HIGH-RISE: Jump Cuts


Director: Ben Wheatley
Writer: Amy Jump
Cast: Tom Hiddleston, Jeremy Irons, Sienna Miller, Luke Evans, Elisabeth Moss, James Purefoy
Runtime: 119 mins.
2016

I've never seen a movie edited like High-Rise. It's a 1970's period piece follows the occupants of a towering apartment complex. The narrative focuses in particular on neurophysiologist Laing (Tom Hiddleston). The socially stratified high-rise--richer up top, poorer at the bottom--provides all necessary amenities to its occupants, including food, drink, schooling, and entertainment. One would never need to leave the high-rise if one were so inclined, and that is exactly what happens. Its occupants are sequestered there by their own vague need to stick around, even after the parties turn sour, the rich begin siphoning resources from the poor, and the social system careens into violent anarchy.

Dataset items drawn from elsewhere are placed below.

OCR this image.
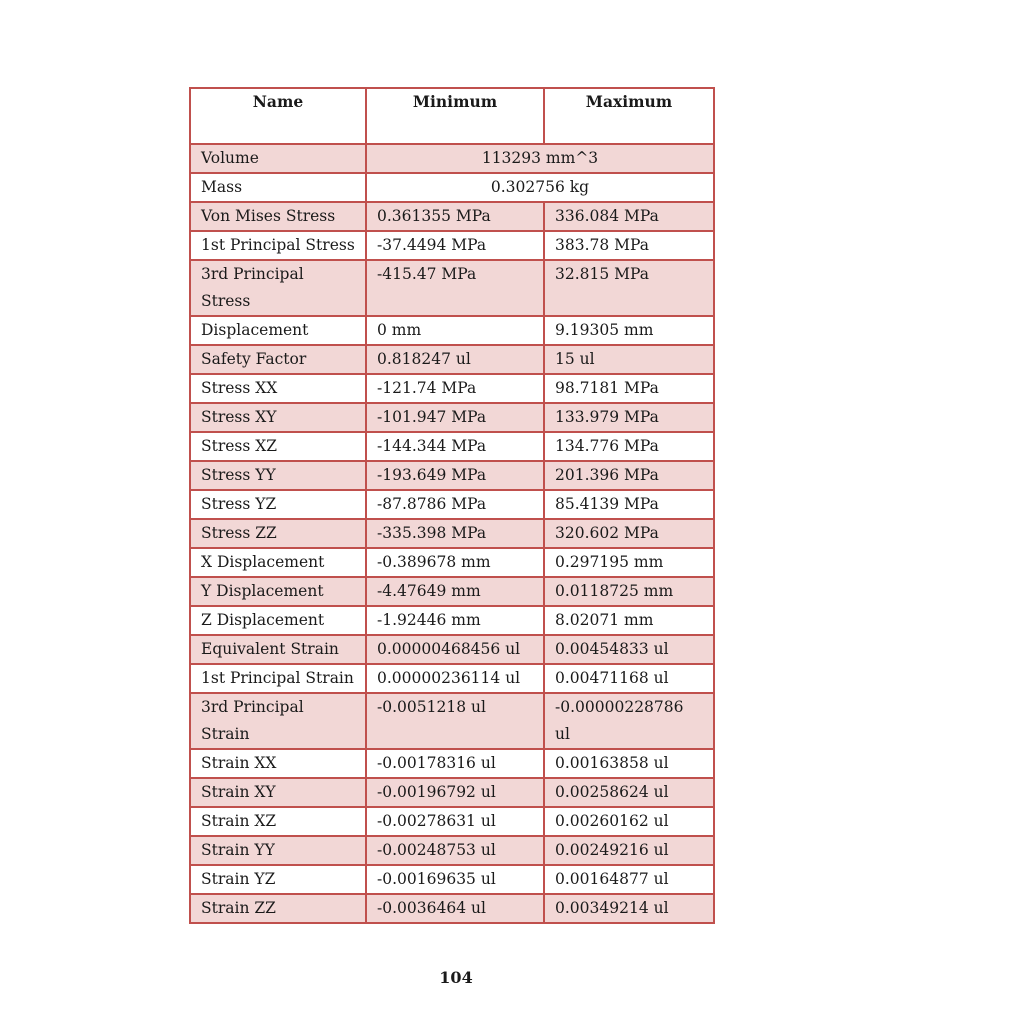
Name	Minimum	Maximum
Volume	113293 mm^3	
Mass	0.302756 kg	
Von Mises Stress	0.361355 MPa	336.084 MPa
1st Principal Stress	-37.4494 MPa	383.78 MPa
3rd Principal Stress	-415.47 MPa	32.815 MPa
Displacement	0 mm	9.19305 mm
Safety Factor	0.818247 ul	15 ul
Stress XX	-121.74 MPa	98.7181 MPa
Stress XY	-101.947 MPa	133.979 MPa
Stress XZ	-144.344 MPa	134.776 MPa
Stress YY	-193.649 MPa	201.396 MPa
Stress YZ	-87.8786 MPa	85.4139 MPa
Stress ZZ	-335.398 MPa	320.602 MPa
X Displacement	-0.389678 mm	0.297195 mm
Y Displacement	-4.47649 mm	0.0118725 mm
Z Displacement	-1.92446 mm	8.02071 mm
Equivalent Strain	0.00000468456 ul	0.00454833 ul
1st Principal Strain	0.00000236114 ul	0.00471168 ul
3rd Principal Strain	-0.0051218 ul	-0.00000228786 ul
Strain XX	-0.00178316 ul	0.00163858 ul
Strain XY	-0.00196792 ul	0.00258624 ul
Strain XZ	-0.00278631 ul	0.00260162 ul
Strain YY	-0.00248753 ul	0.00249216 ul
Strain YZ	-0.00169635 ul	0.00164877 ul
Strain ZZ	-0.0036464 ul	0.00349214 ul
104
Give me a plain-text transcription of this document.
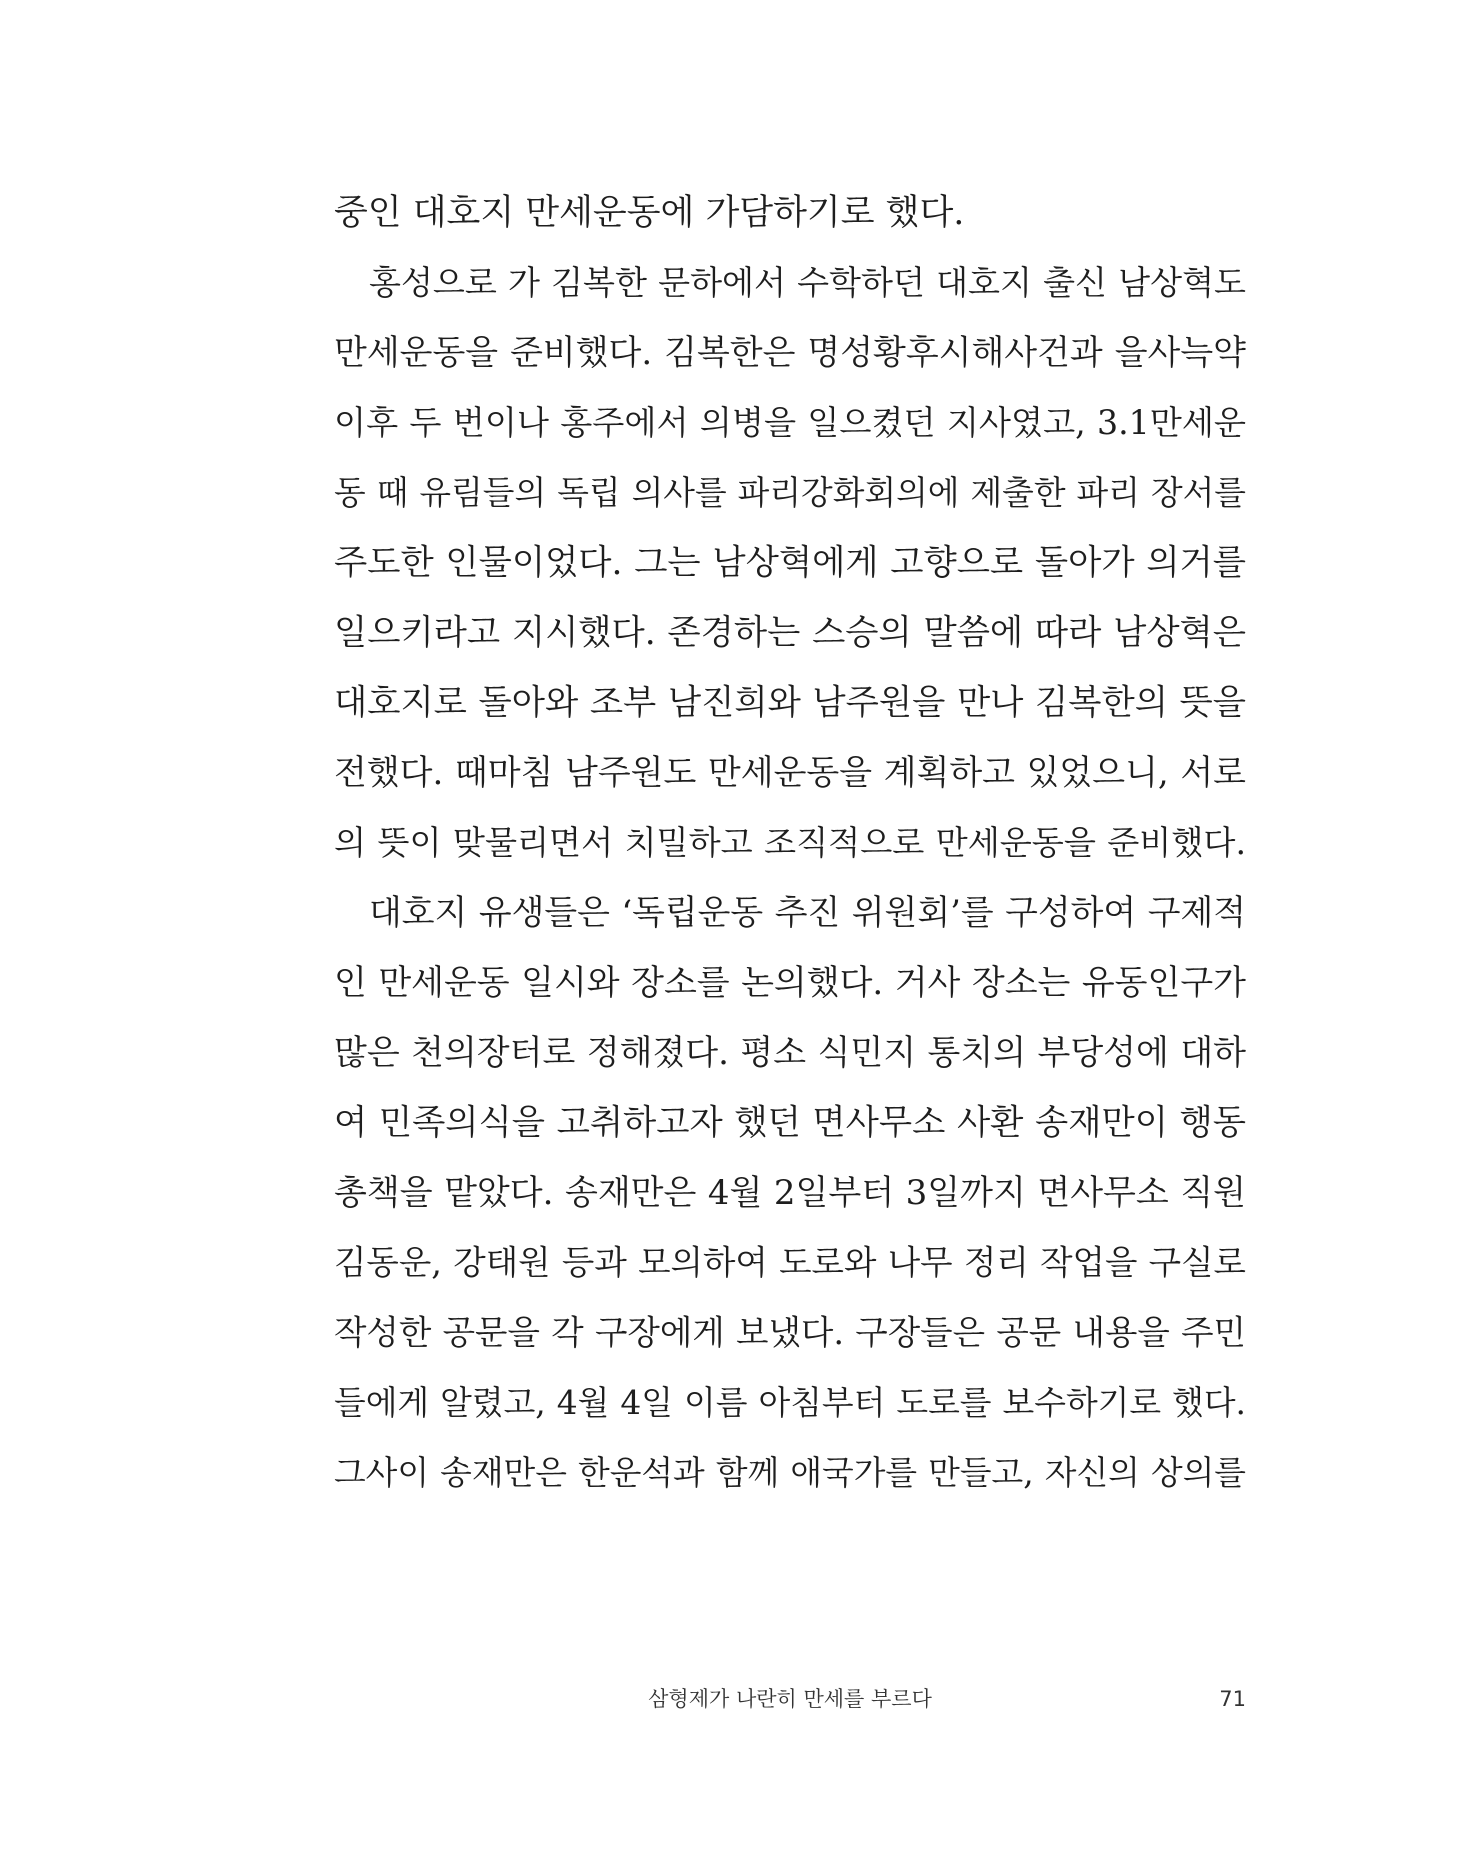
중인 대호지 만세운동에 가담하기로 했다.
홍성으로 가 김복한 문하에서 수학하던 대호지 출신 남상혁도
만세운동을 준비했다. 김복한은 명성황후시해사건과 을사늑약
이후 두 번이나 홍주에서 의병을 일으켰던 지사였고, 3.1만세운
동 때 유림들의 독립 의사를 파리강화회의에 제출한 파리 장서를
주도한 인물이었다. 그는 남상혁에게 고향으로 돌아가 의거를
일으키라고 지시했다. 존경하는 스승의 말씀에 따라 남상혁은
대호지로 돌아와 조부 남진희와 남주원을 만나 김복한의 뜻을
전했다. 때마침 남주원도 만세운동을 계획하고 있었으니, 서로
의 뜻이 맞물리면서 치밀하고 조직적으로 만세운동을 준비했다.
대호지 유생들은 ‘독립운동 추진 위원회’를 구성하여 구제적
인 만세운동 일시와 장소를 논의했다. 거사 장소는 유동인구가
많은 천의장터로 정해졌다. 평소 식민지 통치의 부당성에 대하
여 민족의식을 고취하고자 했던 면사무소 사환 송재만이 행동
총책을 맡았다. 송재만은 4월 2일부터 3일까지 면사무소 직원
김동운, 강태원 등과 모의하여 도로와 나무 정리 작업을 구실로
작성한 공문을 각 구장에게 보냈다. 구장들은 공문 내용을 주민
들에게 알렸고, 4월 4일 이름 아침부터 도로를 보수하기로 했다.
그사이 송재만은 한운석과 함께 애국가를 만들고, 자신의 상의를
삼형제가 나란히 만세를 부르다	71
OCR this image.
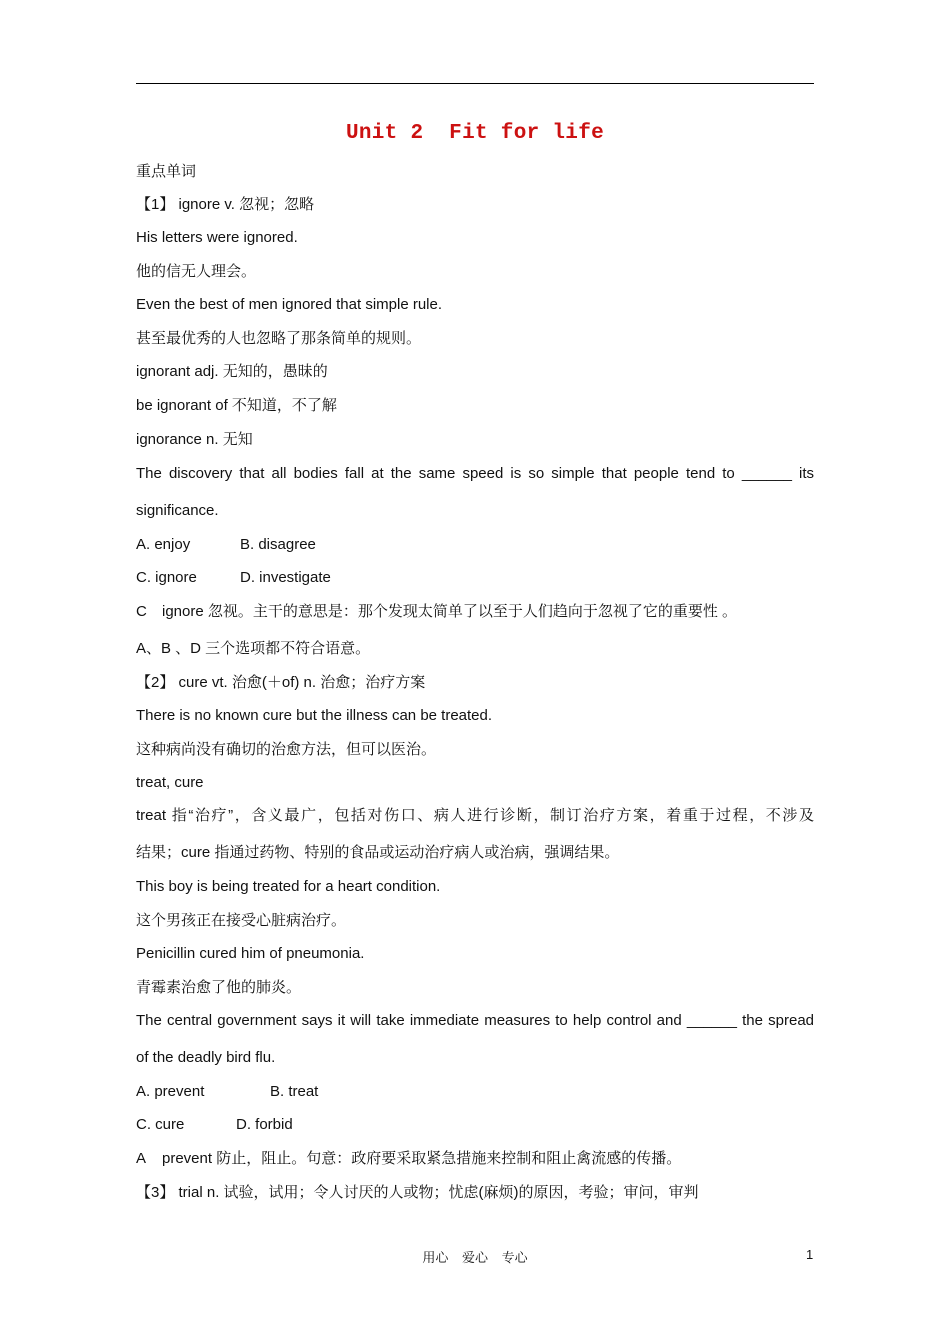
Unit 2  Fit for life
重点单词
【1】 ignore v. 忽视；忽略
His letters were ignored.
他的信无人理会。
Even the best of men ignored that simple rule.
甚至最优秀的人也忽略了那条简单的规则。
ignorant adj. 无知的，愚昧的
be ignorant of 不知道，不了解
ignorance n. 无知
The discovery that all bodies fall at the same speed is so simple that people tend to ______ its
significance.
A. enjoy	B. disagree
C. ignore	D. investigate
C ignore 忽视。主干的意思是：那个发现太简单了以至于人们趋向于忽视了它的重要性 。
A、B 、D 三个选项都不符合语意。
【2】 cure vt. 治愈(＋of) n. 治愈；治疗方案
There is no known cure but the illness can be treated.
这种病尚没有确切的治愈方法，但可以医治。
treat, cure
treat 指“治疗”，含义最广，包括对伤口、病人进行诊断，制订治疗方案，着重于过程，不涉及
结果；cure 指通过药物、特别的食品或运动治疗病人或治病，强调结果。
This boy is being treated for a heart condition.
这个男孩正在接受心脏病治疗。
Penicillin cured him of pneumonia.
青霉素治愈了他的肺炎。
The central government says it will take immediate measures to help control and ______ the spread
of the deadly bird flu.
A. prevent	B. treat
C. cure	D. forbid
A prevent 防止，阻止。句意：政府要采取紧急措施来控制和阻止禽流感的传播。
【3】 trial n. 试验，试用；令人讨厌的人或物；忧虑(麻烦)的原因，考验；审问，审判
用心 爱心 专心	1
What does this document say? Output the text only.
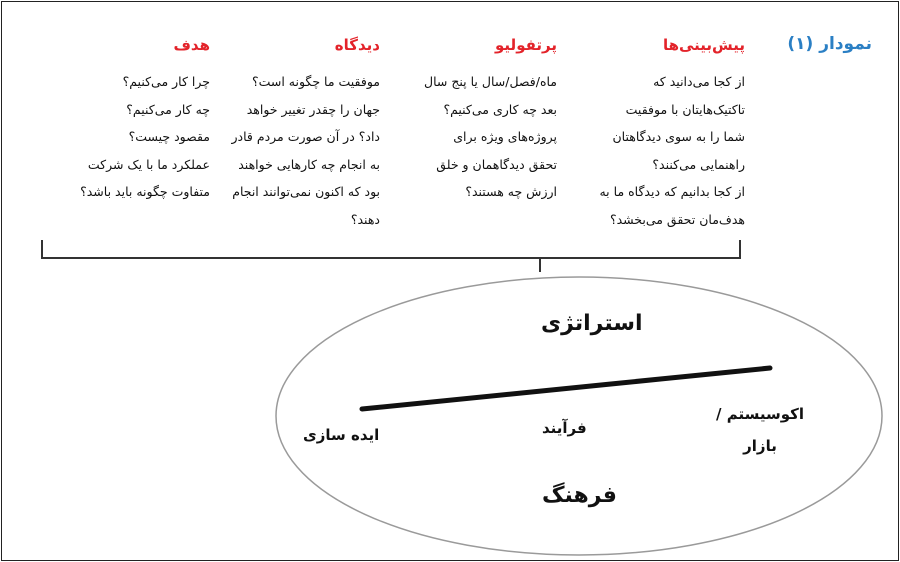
نمودار (۱)
پیش‌بینی‌ها
از کجا می‌دانید که
تاکتیک‌هایتان با موفقیت
شما را به سوی دیدگاهتان
راهنمایی می‌کنند؟
از کجا بدانیم که دیدگاه ما به
هدف‌مان تحقق می‌بخشد؟
پرتفولیو
ماه/فصل/سال یا پنج سال
بعد چه کاری می‌کنیم؟
پروژه‌های ویژه برای
تحقق دیدگاهمان و خلق
ارزش چه هستند؟
دیدگاه
موفقیت ما چگونه است؟
جهان را چقدر تغییر خواهد
داد؟ در آن صورت مردم قادر
به انجام چه کارهایی خواهند
بود که اکنون نمی‌توانند انجام
دهند؟
هدف
چرا کار می‌کنیم؟
چه کار می‌کنیم؟
مقصود چیست؟
عملکرد ما با یک شرکت
متفاوت چگونه باید باشد؟
استراتژی
فرهنگ
ایده سازی	فرآیند
اکوسیستم /
بازار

More than anything High-Rise reminds me of the early Cronenberg film Shivers. The reality of this world is just off-kilter enough to be especially disturbing and surreal. Characters make choices that they only seem to be loosely in control of, and everybody tacitly refuses to acknowledge the weirdness cropping up around them.


What truly defines this film's unique tone, though, is the way the editing slips in and out of scenes like a moray eel. A great deal of High-Rise is told in montage, buoyed by Clint Mansell's brilliant score.* This formal choice emphasizes the passage of time and thrusts the viewer into a dreamlike state. We get snippets of clips that can more or less fit into our conception of the plot, but large chunks of these montages feel unmoored from reality. Deprived of context and set to music, even everyday moments, like forgetting something and turning around to retrieve it, seem uncanny and bizarre. Then there are clips of Laing dancing down a hallway with what appear to be five stewardesses dressed in red, and you have no idea what you are watching.

*No question, in the running for best soundtrack of 2016. Unsurprising coming from Mansell, whose work on Moon was the first film score I ever loved.

These alienating storytelling methods do become exhausting after a while, but they never lose their bite. High-Rise may be to on-the-nose to achieve the allegorical insight it's shooting for, but the result is a treat of crackling madness nonetheless. Watching High-Rise is like stepping into a Normal Rockwell painting that slowly morphs into a Dali. Director Ben Wheatley and writer/co-editor Amy Jump paste together a uniquely offputting experience from a great many familiar elements, which is one of the prime gifts of art: seeing old things in a new way.